The same pragmatic considerations, as well, of course, ones of justice and international law, should apply to legislation pushed through in the UK without any proper parliamentary scrutiny by the Blair government. The UK's Anti-Terrorism, Crime, and Security Act, which has the same broad aim as Bush's USA Patriot Act, permits the indefinite detention without trial -- internment, by another name -- of non-Britons whom David Blunkett, the UK home secretary, "reasonably" (the word was not included in the original bill) believes are terrorists or have "links" with an international terrorist group, or are "a risk" to national security.

"Terrorism" is now defined extremely broadly in law, covering "the use or threat of action" designed to influence the government or to advance a "political, religious, or ideological" cause. Such action includes the threat of committing "serious damage to property".

Internees under the new act can appeal within three months to a Special Immigration Appeals Commission which reviews cases after a period of six months. However, though the commission has been given the status of a court, defendants will not know the evidence against them and there is nothing save the conscience of its members to prevent it from being little more than a rubber stamp to the home secretary's fiat.

There are believed to be seven Islamists detained without charge in Belmarsh prison, southeast London, under the latest anti-terrorism act. While prisoners at camp X-Ray are kept in the open, those in Belmarsh see no daylight. Access to their lawyers and families is made as difficult as possible. We don't know the evidence against them. Djamel Ajouaou recently opted to go home to Morocco, hardly a haven of Islamist terrorists, leaving his family behind, rather then remain in prison in the UK -- on the apparently sole ground that he was translator or interpreter for other alleged terrorists held in prison in Britain.

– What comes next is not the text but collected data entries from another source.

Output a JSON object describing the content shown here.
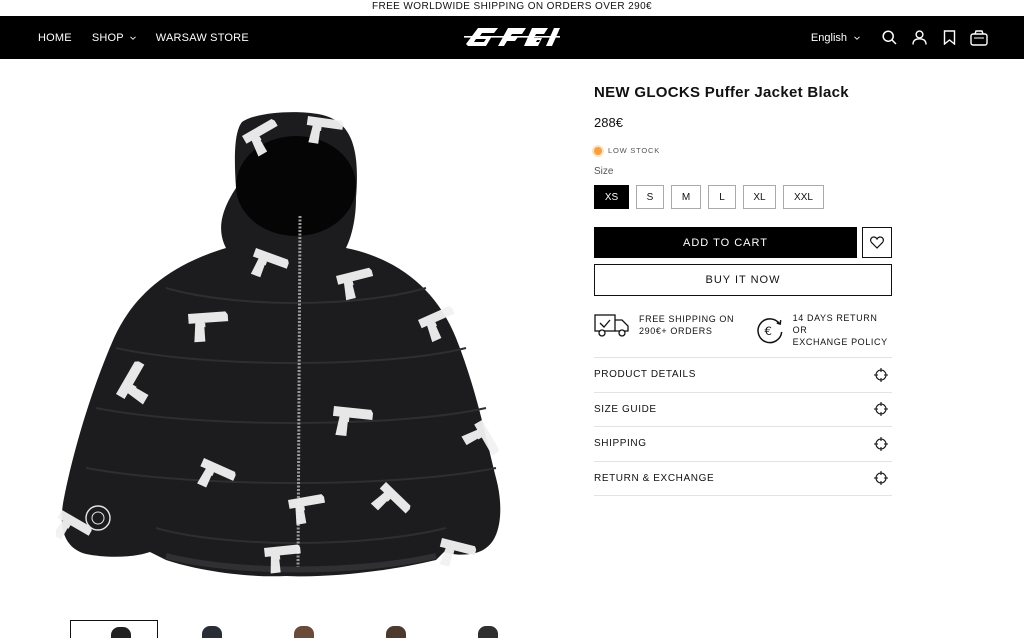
{
  "announcement": "FREE WORLDWIDE SHIPPING ON ORDERS OVER 290€",
  "nav": {
    "links": [
      "HOME",
      "SHOP",
      "WARSAW STORE"
    ],
    "language": "English",
    "icons": [
      "search-icon",
      "account-icon",
      "bookmark-icon",
      "cart-icon"
    ]
  },
  "product": {
    "title": "NEW GLOCKS Puffer Jacket Black",
    "price": "288€",
    "stock_status": "LOW STOCK",
    "size_label": "Size",
    "sizes": [
      "XS",
      "S",
      "M",
      "L",
      "XL",
      "XXL"
    ],
    "selected_size": "XS",
    "add_to_cart": "ADD TO CART",
    "buy_now": "BUY IT NOW"
  },
  "perks": {
    "shipping": [
      "FREE SHIPPING ON",
      "290€+ ORDERS"
    ],
    "returns": [
      "14 DAYS RETURN OR",
      "EXCHANGE POLICY"
    ]
  },
  "accordion": [
    "PRODUCT DETAILS",
    "SIZE GUIDE",
    "SHIPPING",
    "RETURN & EXCHANGE"
  ],
  "colors": {
    "nav_bg": "#000000",
    "stock_dot": "#f5a140",
    "primary_button": "#000000"
  }
}
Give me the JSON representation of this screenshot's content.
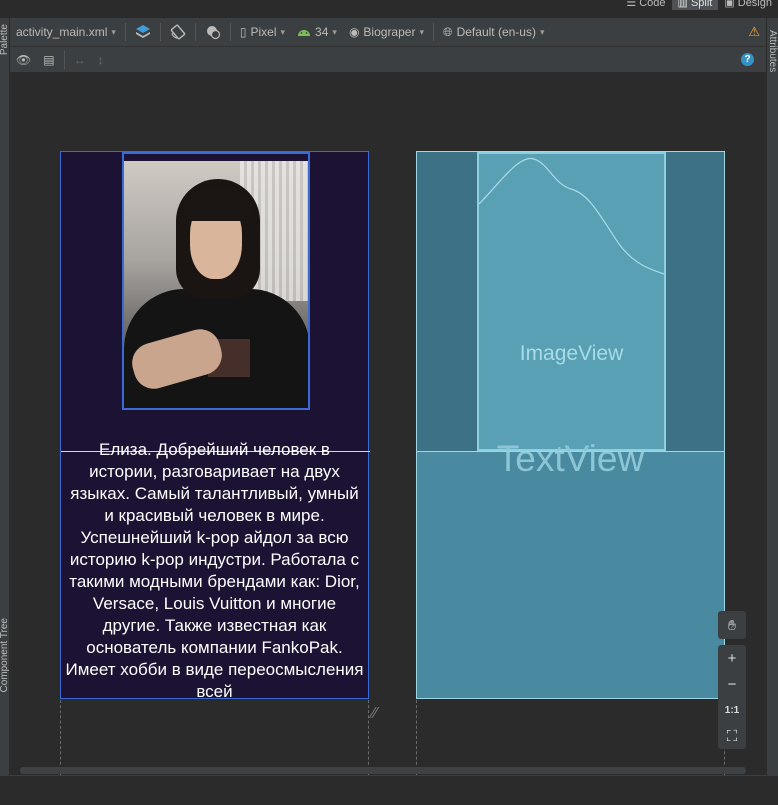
{
  "view_modes": {
    "code_label": "Code",
    "split_label": "Split",
    "design_label": "Design"
  },
  "side_panels": {
    "palette_label": "Palette",
    "component_tree_label": "Component Tree",
    "attributes_label": "Attributes"
  },
  "toolbar": {
    "file_tab": "activity_main.xml",
    "device": "Pixel",
    "api_level": "34",
    "theme": "Biograper",
    "locale": "Default (en-us)"
  },
  "design_preview": {
    "description_text": "Елиза. Добрейший человек в истории, разговаривает на двух языках. Самый талантливый, умный и красивый человек в мире. Успешнейший k-pop айдол за всю историю k-pop индустри. Работала с такими модными брендами как: Dior, Versace, Louis Vuitton и многие другие. Также известная как основатель компании FankoPak. Имеет хобби в виде переосмысления всей"
  },
  "blueprint_preview": {
    "image_label": "ImageView",
    "text_label": "TextView"
  },
  "zoom_controls": {
    "actual_size_label": "1:1"
  },
  "colors": {
    "accent_selection": "#3a6ad4",
    "blueprint_fill": "#4a8aa0",
    "warning": "#f0a732"
  }
}
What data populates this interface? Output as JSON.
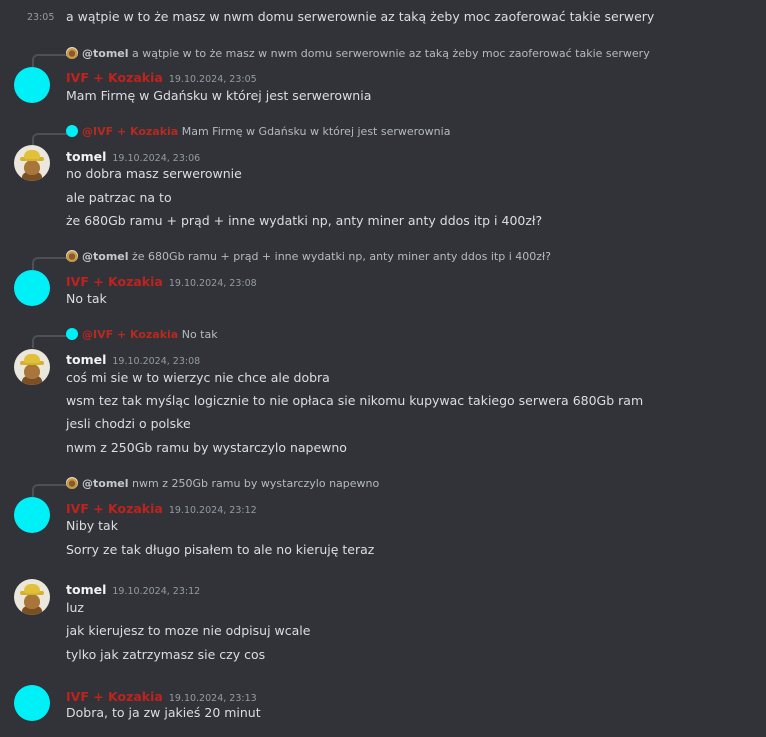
{
  "messages": {
    "m0": {
      "time": "23:05",
      "text": "a wątpie w to że masz w nwm domu serwerownie az taką żeby moc zaoferować takie serwery"
    },
    "m1": {
      "reply_name": "@tomel",
      "reply_text": "a wątpie w to że masz w nwm domu serwerownie az taką żeby moc zaoferować takie serwery",
      "author": "IVF + Kozakia",
      "timestamp": "19.10.2024, 23:05",
      "lines": [
        "Mam Firmę w Gdańsku w której jest serwerownia"
      ]
    },
    "m2": {
      "reply_name": "@IVF + Kozakia",
      "reply_text": "Mam Firmę w Gdańsku w której jest serwerownia",
      "author": "tomel",
      "timestamp": "19.10.2024, 23:06",
      "lines": [
        "no dobra masz serwerownie",
        "ale patrzac na to",
        "że 680Gb ramu + prąd + inne wydatki np, anty miner anty ddos itp i 400zł?"
      ]
    },
    "m3": {
      "reply_name": "@tomel",
      "reply_text": "że 680Gb ramu + prąd + inne wydatki np, anty miner anty ddos itp i 400zł?",
      "author": "IVF + Kozakia",
      "timestamp": "19.10.2024, 23:08",
      "lines": [
        "No tak"
      ]
    },
    "m4": {
      "reply_name": "@IVF + Kozakia",
      "reply_text": "No tak",
      "author": "tomel",
      "timestamp": "19.10.2024, 23:08",
      "lines": [
        "coś mi sie w to wierzyc nie chce ale dobra",
        "wsm tez tak myśląc logicznie to nie opłaca sie nikomu kupywac takiego serwera 680Gb ram",
        "jesli chodzi o polske",
        "nwm z 250Gb ramu by wystarczylo napewno"
      ]
    },
    "m5": {
      "reply_name": "@tomel",
      "reply_text": "nwm z 250Gb ramu by wystarczylo napewno",
      "author": "IVF + Kozakia",
      "timestamp": "19.10.2024, 23:12",
      "lines": [
        "Niby tak",
        "Sorry ze tak długo pisałem to ale no kieruję teraz"
      ]
    },
    "m6": {
      "author": "tomel",
      "timestamp": "19.10.2024, 23:12",
      "lines": [
        "luz",
        "jak kierujesz to moze nie odpisuj wcale",
        "tylko jak zatrzymasz sie czy cos"
      ]
    },
    "m7": {
      "author": "IVF + Kozakia",
      "timestamp": "19.10.2024, 23:13",
      "lines": [
        "Dobra, to ja zw jakieś 20 minut"
      ]
    }
  },
  "colors": {
    "background": "#313338",
    "accent_cyan": "#00f0f8",
    "author_red": "#c0221e"
  }
}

Meanwhile, Lotfi Raissi, an Algerian pilot wanted by the U.S. in connection with the September 11 attacks, also languishes in Belmarsh. The evidence against him is regarded by the British security services, as well as a judge and a magistrate, as far from convincing. The FBI has been given until next month to come up with something better.

To impose indefinite detention, the UK government had to suspend its obligations under the European convention on human rights and the UN's international covenant on civil and political rights. The "derogation order" tabled by Blunkett means the emergency is such that there is a "threat to the life of a nation". The order was made even though the security services said they had no evidence of any specific threat to Britain. No other European country has taken such a drastic step. Asked why the British are alone, the UK government replies that Britain is in special danger because it is particularly close to the U.S.

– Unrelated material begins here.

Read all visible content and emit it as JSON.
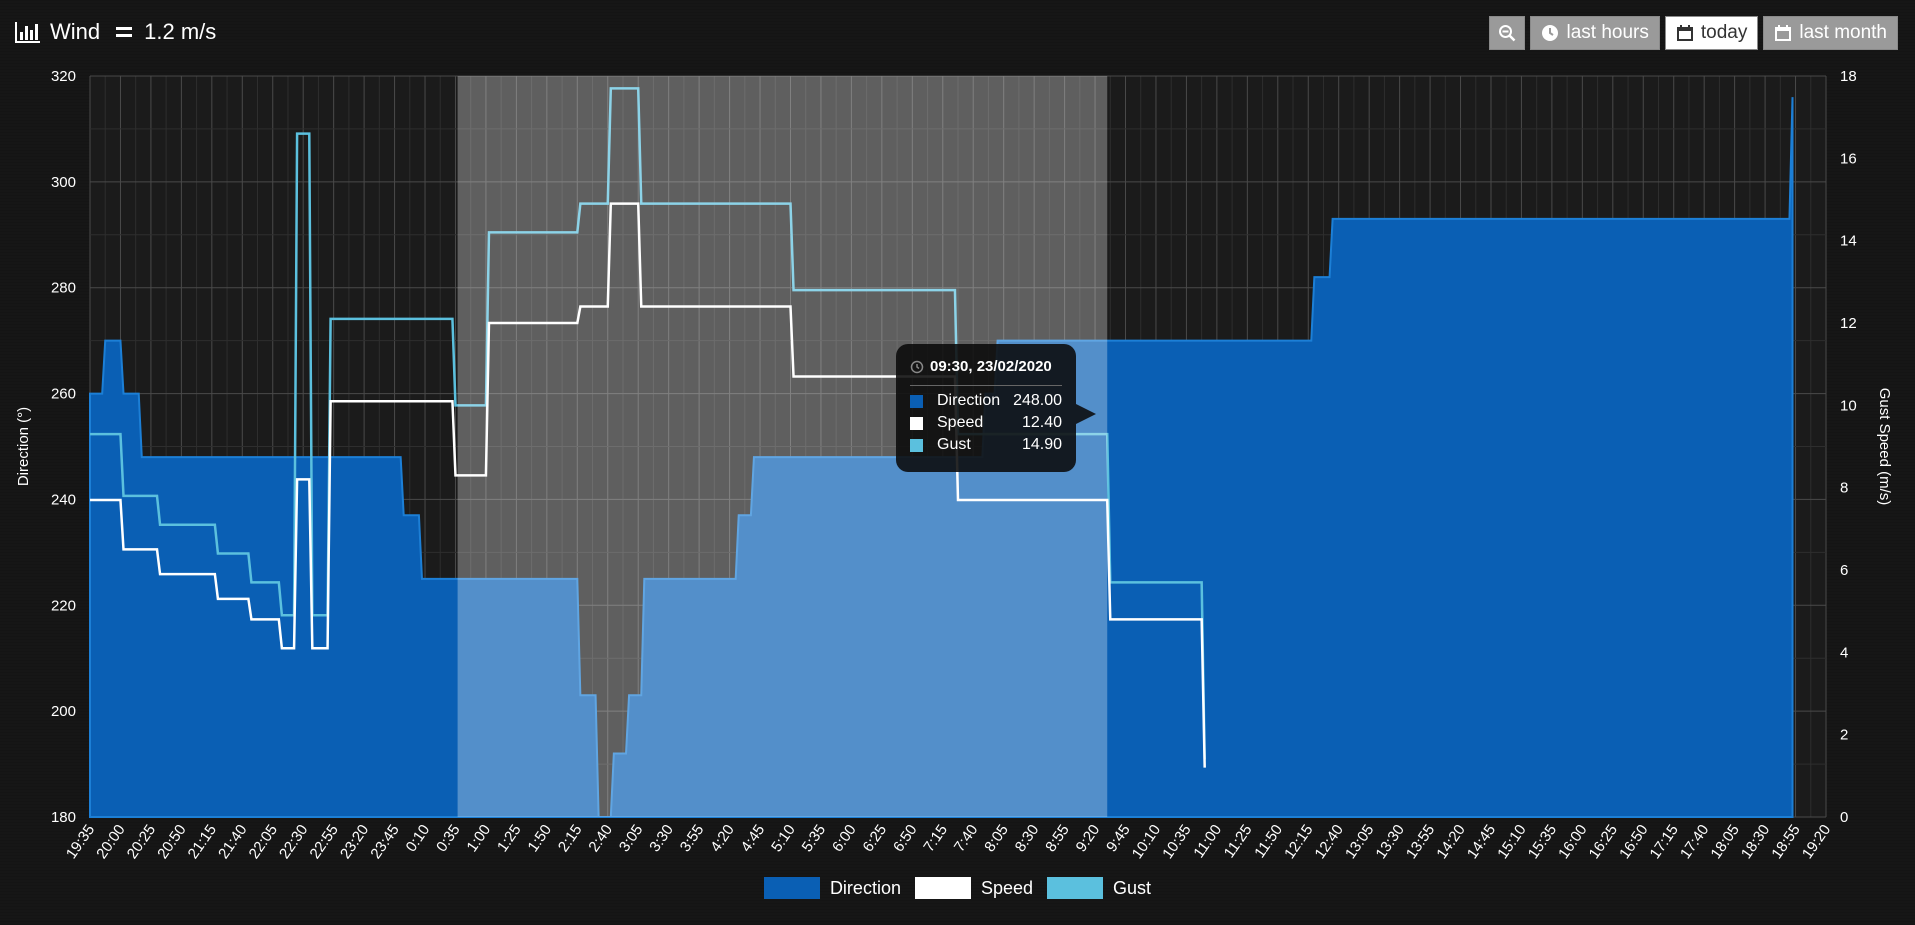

Justice, the British section of the international commission of jurists, and Liberty, the civil rights group, are separately challenging at the European human rights court the order tabled by Blunkett and so meekly agreed by the British parliament. They could point to the cynical opportunism by which the government used the act -- apparently needed as matter of urgency to save the nation -- to attach a host of other measures far broader in scope than any fight against terrorism.

They include extending police powers, to search, retain fingerprints, and photograph, merely to establish identity, not guilt. It builds on the Regulation of Investigatory Powers Act -- yet another threat to privacy and civil liberties introduced by this government, which allows any public servant nominated by the home secretary to order the collection and retention of any emails or phone calls sent or received.

All this information could be passed on to the FBI or security forces in the EU, where ministers are now considering no fewer than 63 new powers in the name of countering terrorism. Perhaps, after all, European governments are learning from the U.S., but being more discreet about it.